Among the criticisms of innovation districts, one of the most recurrent is the issue of gentrification leading the Brookings Institution to write an article around the question “Does innovation equal gentrification?”. In her analysis of Philadelphia—a city with one of the oldest innovation districts in the United States—Vey reached this conclusion: “In Philadelphia, as in most cities, it is not gentrification that is widening the gap between the people and communities who are succeeding in this economy and those who are not: It's the rise in concentrated poverty.”

The fear of displacement, which is dominating the debate about gentrification, is hindering the discussion about genuine progressive approaches to distribute the benefits of urban redevelopment strategies. Place-based, knowledge-based urban development strategies, such as of an innovation district, can, in contrast to traditional capital-led urban renewal programs, bring additional benefits, such as enhanced innovation capacities and branding, to local stakeholders that can be more progressively distributed.

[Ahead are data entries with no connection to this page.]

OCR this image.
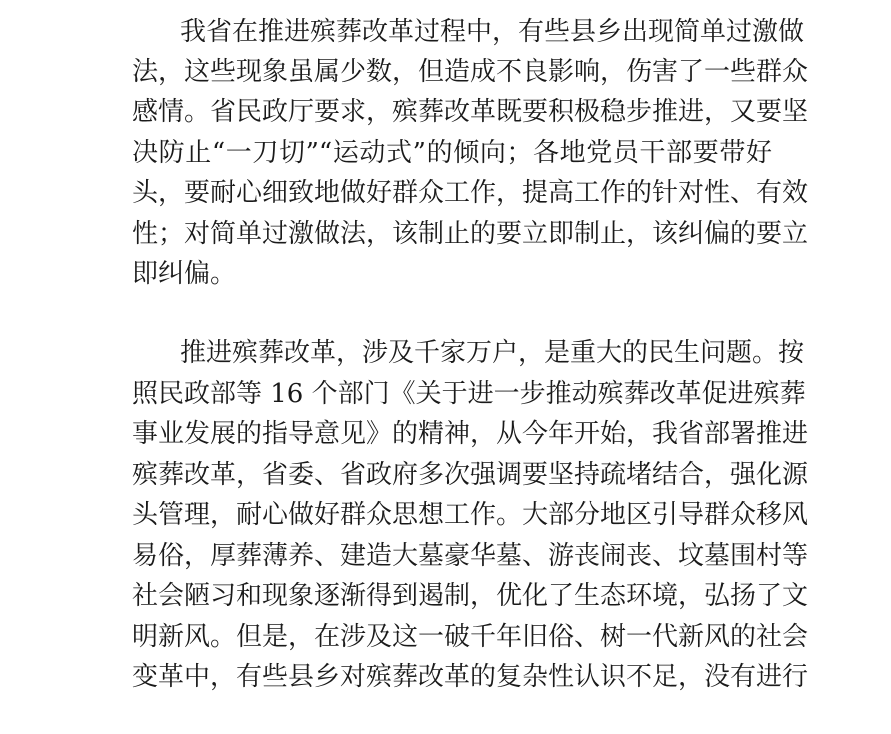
我省在推进殡葬改革过程中，有些县乡出现简单过激做
法，这些现象虽属少数，但造成不良影响，伤害了一些群众
感情。省民政厅要求，殡葬改革既要积极稳步推进，又要坚
决防止“一刀切”“运动式”的倾向；各地党员干部要带好
头，要耐心细致地做好群众工作，提高工作的针对性、有效
性；对简单过激做法，该制止的要立即制止，该纠偏的要立
即纠偏。
推进殡葬改革，涉及千家万户，是重大的民生问题。按
照民政部等 16 个部门《关于进一步推动殡葬改革促进殡葬
事业发展的指导意见》的精神，从今年开始，我省部署推进
殡葬改革，省委、省政府多次强调要坚持疏堵结合，强化源
头管理，耐心做好群众思想工作。大部分地区引导群众移风
易俗，厚葬薄养、建造大墓豪华墓、游丧闹丧、坟墓围村等
社会陋习和现象逐渐得到遏制，优化了生态环境，弘扬了文
明新风。但是，在涉及这一破千年旧俗、树一代新风的社会
变革中，有些县乡对殡葬改革的复杂性认识不足，没有进行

In Chattanooga's Innovation District, the strategies that have been implemented to limit the negative externalities of the knowledge economy can be regrouped into three main categories: socio-economic, urban, and housing. The socio-economic strategy refers to the promotion of entrepreneurship to underrepresented groups in the entrepreneurial community through programs, such as mentoring, coaching, seed capital access, and entrepreneurial assistance. The socio-economic strategy also involves digital training and STEAM education as to bridge the digital and technological divides within the city's residents, through programs targeting young children, low-income communities, unemployed and underemployed persons. The urban strategy refers to a plan of action to make the downtown as a place interesting and welcoming to everyone, through placemaking, the creation of park and parkways, and events. More importantly, it aims to consciously shape programs to give to the most underrepresented groups a sense of ownership of the innovation district. The housing strategy refers to the creation of affordable housing. In the case of Chattanooga, it is pursued through property tax breaks to real-estate developers and through a not-for-profit organization, Chattanooga Neighborhood Enterprise (CNE).

In the end, the ability for districts to advance innovation and equitable growth indeed requires deep intentionality and leadership. The Global Network of Innovation Districts—a group of 23 districts worldwide—is discussing how best to organize and design the types of integrated strategies need to advance equitable growth in the face of growing disparities. As innovation districts evolve, in other word, they are developing a deeper, more impact-focused value proposition, which includes growing the skills and talent of local communities.